At the beginning of your home office journey, you might often get distracted — especially if you live with other stay-at-home flatmates or struggle with concentrating on a single task at a time. You might notice a significant decline in efficiency, so it’s essential to find yourself a designated working space, away from potential distractions. For this we have two more protips from Marcin: “it might really be worth investing in a pair of noise-cancelling headphones, or if you keep finding yourself scrolling through social media and news feeds, the good news is, there are multiple apps that can help you with that.”
On the other hand, if you easily get immersed in your work and become lost to the world, this can also negatively impact your overall productivity. It’s best to take a short break every hour or so, as skipping them not only decreases your work performance at the time but can lead to chronic stress and in consequence, burnout. “The easiest solution to that is scheduling reminders, maybe in your calendar. Even for tasks as simple as taking a 5-minute break to grab a glass of water and stretch your legs while you’re at it.” It might not be as persuasive as your colleagues rushing you to lunch or proposing coffee breaks, but it should do the job.

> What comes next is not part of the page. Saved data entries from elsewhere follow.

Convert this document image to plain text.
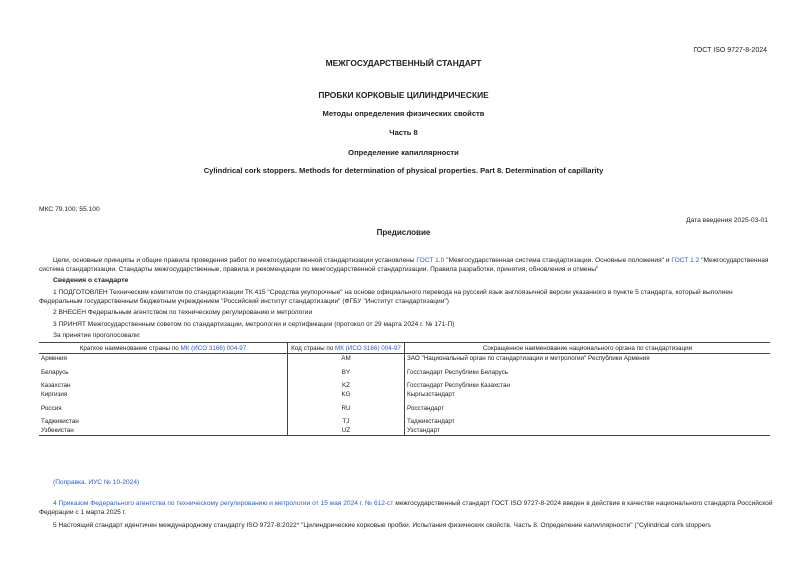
ГОСТ ISO 9727-8-2024
МЕЖГОСУДАРСТВЕННЫЙ СТАНДАРТ
ПРОБКИ КОРКОВЫЕ ЦИЛИНДРИЧЕСКИЕ
Методы определения физических свойств
Часть 8
Определение капиллярности
Cylindrical cork stoppers. Methods for determination of physical properties. Part 8. Determination of capillarity
МКС 79.100; 55.100
Дата введения 2025-03-01
Предисловие
Цели, основные принципы и общие правила проведения работ по межгосударственной стандартизации установлены ГОСТ 1.0 "Межгосударственная система стандартизации. Основные положения" и ГОСТ 1.2 "Межгосударственная система стандартизации. Стандарты межгосударственные, правила и рекомендации по межгосударственной стандартизации. Правила разработки, принятия, обновления и отмены"
Сведения о стандарте
1 ПОДГОТОВЛЕН Техническим комитетом по стандартизации ТК 415 "Средства укупорочные" на основе официального перевода на русский язык англоязычной версии указанного в пункте 5 стандарта, который выполнен Федеральным государственным бюджетным учреждением "Российский институт стандартизации" (ФГБУ "Институт стандартизации")
2 ВНЕСЕН Федеральным агентством по техническому регулированию и метрологии
3 ПРИНЯТ Межгосударственным советом по стандартизации, метрологии и сертификации (протокол от 29 марта 2024 г. № 171-П)
За принятие проголосовали:
Краткое наименование страны по МК (ИСО 3166) 004-97	Код страны по МК (ИСО 3166) 004-97	Сокращенное наименование национального органа по стандартизации
Армения	AM	ЗАО "Национальный орган по стандартизации и метрологии" Республики Армения
Беларусь	BY	Госстандарт Республики Беларусь
Казахстан	KZ	Госстандарт Республики Казахстан
Киргизия	KG	Кыргызстандарт
Россия	RU	Росстандарт
Таджикистан	TJ	Таджикстандарт
Узбекистан	UZ	Узстандарт
(Поправка. ИУС № 10-2024)
4 Приказом Федерального агентства по техническому регулированию и метрологии от 15 мая 2024 г. № 612-ст межгосударственный стандарт ГОСТ ISO 9727-8-2024 введен в действие в качестве национального стандарта Российской Федерации с 1 марта 2025 г.
5 Настоящий стандарт идентичен международному стандарту ISO 9727-8:2022* "Цилиндрические корковые пробки. Испытания физических свойств. Часть 8. Определение капиллярности" ("Cylindrical cork stoppers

Another life-changing piece of advice for starters is tricking your brain that you’re actually ‘going to work’. “You get ready in the morning, as you normally would before heading to the office, take a short stroll around your neighbourhood and only then get started on your tasks.” After getting some air and much-needed energy for the next couple of hours, this will serve as an evident start of your working day.

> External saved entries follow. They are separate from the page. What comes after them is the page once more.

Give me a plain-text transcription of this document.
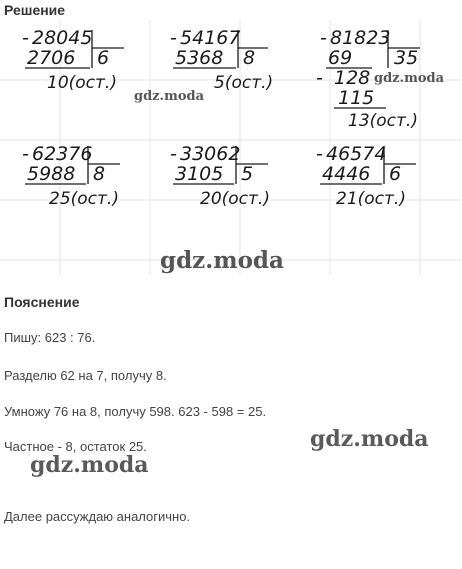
Решение
- 28045
2706 6
10(ост.)
- 54167
5368 8
5(ост.)
- 81823
69 35
- 128
115
13(ост.)
- 62376
5988 8
25(ост.)
- 33062
3105 5
20(ост.)
- 46574
4446 6
21(ост.)
gdz.moda
gdz.moda
gdz.moda
Пояснение
Пишу: 623 : 76.
Разделю 62 на 7, получу 8.
Умножу 76 на 8, получу 598. 623 - 598 = 25.
Частное - 8, остаток 25.
Далее рассуждаю аналогично.
gdz.moda
gdz.moda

But for some of us, a great deal of motivation comes from being around other people. “Not just for the social aspects (although they also play a significant part) but because working in a focused atmosphere helps us concentrate on our own tasks.” Additionally, leaving the office or co-working space gives better closure after a whole day of work and the ‘reward’ of going home acts as a motivator to finish up early. You can try repeating the above technique here too — after you’re done with all your work, take a walk and come back home to focus on other things.

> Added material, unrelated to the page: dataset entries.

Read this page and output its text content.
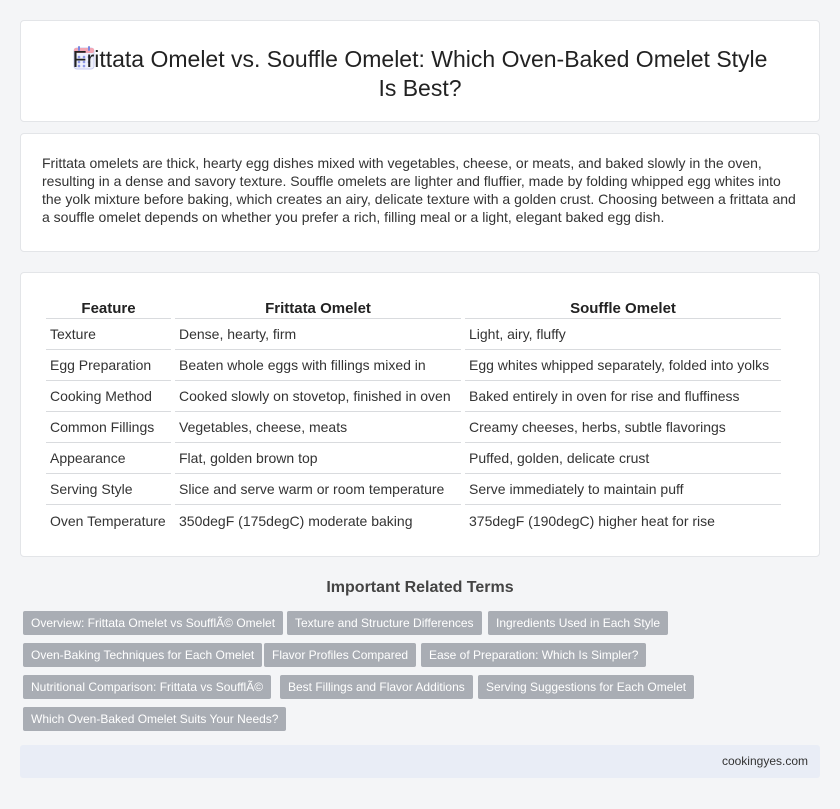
Frittata Omelet vs. Souffle Omelet: Which Oven-Baked Omelet Style Is Best?

Frittata omelets are thick, hearty egg dishes mixed with vegetables, cheese, or meats, and baked slowly in the oven, resulting in a dense and savory texture. Souffle omelets are lighter and fluffier, made by folding whipped egg whites into the yolk mixture before baking, which creates an airy, delicate texture with a golden crust. Choosing between a frittata and a souffle omelet depends on whether you prefer a rich, filling meal or a light, elegant baked egg dish.

Feature	Frittata Omelet	Souffle Omelet
Texture	Dense, hearty, firm	Light, airy, fluffy
Egg Preparation	Beaten whole eggs with fillings mixed in	Egg whites whipped separately, folded into yolks
Cooking Method	Cooked slowly on stovetop, finished in oven	Baked entirely in oven for rise and fluffiness
Common Fillings	Vegetables, cheese, meats	Creamy cheeses, herbs, subtle flavorings
Appearance	Flat, golden brown top	Puffed, golden, delicate crust
Serving Style	Slice and serve warm or room temperature	Serve immediately to maintain puff
Oven Temperature	350degF (175degC) moderate baking	375degF (190degC) higher heat for rise
Important Related Terms
Overview: Frittata Omelet vs SoufflÃ© Omelet	Texture and Structure Differences	Ingredients Used in Each Style
Oven-Baking Techniques for Each Omelet	Flavor Profiles Compared	Ease of Preparation: Which Is Simpler?
Nutritional Comparison: Frittata vs SoufflÃ©	Best Fillings and Flavor Additions	Serving Suggestions for Each Omelet
Which Oven-Baked Omelet Suits Your Needs?
cookingyes.com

What are the pros of working from home?
Just as there are some obvious disadvantages, it’s not too difficult to find countless benefits of working from home. There’s no need for an everyday commute, you can adjust your workstation as you please, the kids and pets are taken care of 24/7, you can cook lunch in a fully equipped kitchen, do yoga in the middle of the day, travel, etc., etc. But to really take advantage of these perks, it’s crucial to realise what your personal weaknesses are in this scenario and find ways to overcome them.